June 27, 2009
Recent Developments in Lawyer Skills Training
Posted by Gordon Smith

Two years ago, I was asked to offer some advice to then-incoming Dean Erwin Chemerinsky as he builds the law school at UC-Irvine. Paul Caron asked me to be provocative, so I obliged, advising the Dean to "concentrate your resources on what law schools (should) do better than legal employers – classroom instruction." That may not seem so provocative, but the corollaries -- eliminate the legal writing program, moot court competitions, student-edited law reviews, clinics, or any other co-curricular offerings -- inspired a lively discussion on the blog, and I have been told by more than one legal writing instructor that the discussion continued in other fora. All to the good, in my view.

With regard to legal writing, I say a bit more here, but that is not the focus of this post. Here I am more interested in the continuing debate about skills training. In a particularly thoughtful follow up to my original post, Steve Hurley at Wisconsin wrote this:

Long ago, we substituted schools for apprenticeships as the premise for the practice of law. Few would argue that that was bad. But, is not the teaching of "skills" the academic institutionalization of an apprenticeship? If so, is it the exclusive way that a lawyer ought be prepared? Did we throw away too much of apprenticeship when we saw that schools could better teach the core curriculum? We can offer an approach to skills which the marketplace can't; but, so too can the marketplace offer an equally valid approach which we cannot. Thus, for example, we coordinate, just as Smith suggests, with prosecution and defense offices to offer our students a place in the market in which to learn trial and criminal practice skills. In doing this, don't we recognize the validity, at least in part, of Smith's suggestion? And ought we not explore further ways in which to do this?

With that background, I was particularly interested in this story about Drinker Biddle and this story about the Howrey law firm, both of which are creating a new skills training program for young associates. The idea is to pay new associates a smaller salary in exchange for a much lower number of billable hours. Instead of billing clients, new associates will be able work on pro bono matters and receive skills training from experienced lawyers.
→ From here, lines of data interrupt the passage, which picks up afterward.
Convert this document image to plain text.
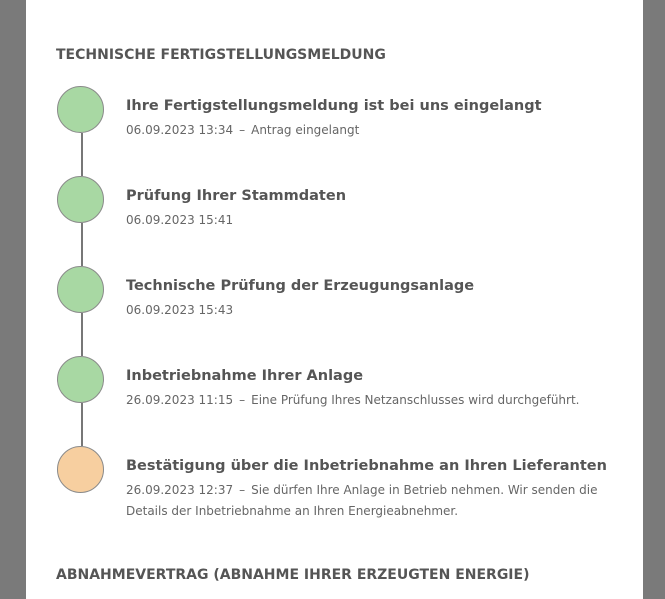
TECHNISCHE FERTIGSTELLUNGSMELDUNG
Ihre Fertigstellungsmeldung ist bei uns eingelangt
06.09.2023 13:34 – Antrag eingelangt
Prüfung Ihrer Stammdaten
06.09.2023 15:41
Technische Prüfung der Erzeugungsanlage
06.09.2023 15:43
Inbetriebnahme Ihrer Anlage
26.09.2023 11:15 – Eine Prüfung Ihres Netzanschlusses wird durchgeführt.
Bestätigung über die Inbetriebnahme an Ihren Lieferanten
26.09.2023 12:37 – Sie dürfen Ihre Anlage in Betrieb nehmen. Wir senden die Details der Inbetriebnahme an Ihren Energieabnehmer.
ABNAHMEVERTRAG (ABNAHME IHRER ERZEUGTEN ENERGIE)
These changes were prompted by the recent economic downturn (ATL: "Instead of just firing associates, deferring first years, no offering summers, or instituting across the board salary cuts, Howrey seems to be trying to do a little more than waiting for the recession to end."), but I hope they portend a movement by firms to take greater responsibility for skills training, rather than blaming law schools for not doing something that we are ill-equipped to do well.

Thanks to my colleague Cliff Fleming for bringing these developments to my attention.